Et la permanence de son souvenir… J.-CH. B. * Editions des Syrtes, 220 p., 15 €. En librairie le 8 mars.
LES AMOURETTES SUÉDOISES
Les ruptures amoureuses ont parfois du bon. Grâce à l’une d’elles, vécue par la cadette des soeurs Söderberg, le duo suédois First Aid Kit a retrouvé une nouvelle inspiration. Le résultat ? Un quatrième album, intitulé Ruins *, qui sonne aux oreilles comme un petit bijou folk. Tout est gracieux sur ce disque où les voix de Klara et de Johanna, respectivement âgées de 24 et 27 ans, se marient parfaitement sur des chansons mélancoliques et élégantes, loin des modes.

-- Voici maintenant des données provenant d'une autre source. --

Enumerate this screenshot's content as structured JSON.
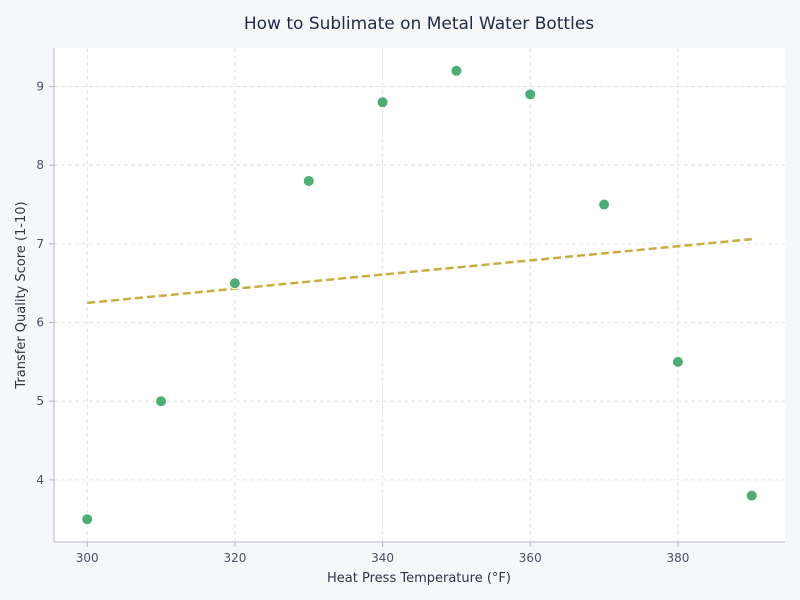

On sent chez les natives de Stockholm une envie de proposer une musique pure, de faire partager leur univers un peu mystérieux et d’un autre âge… Leur charme opère tout autant sur scène. Rendez-vous le 5 mars à La Cigale, à Paris, où l’on constatera que leur idylle avec le public français est fort sérieuse.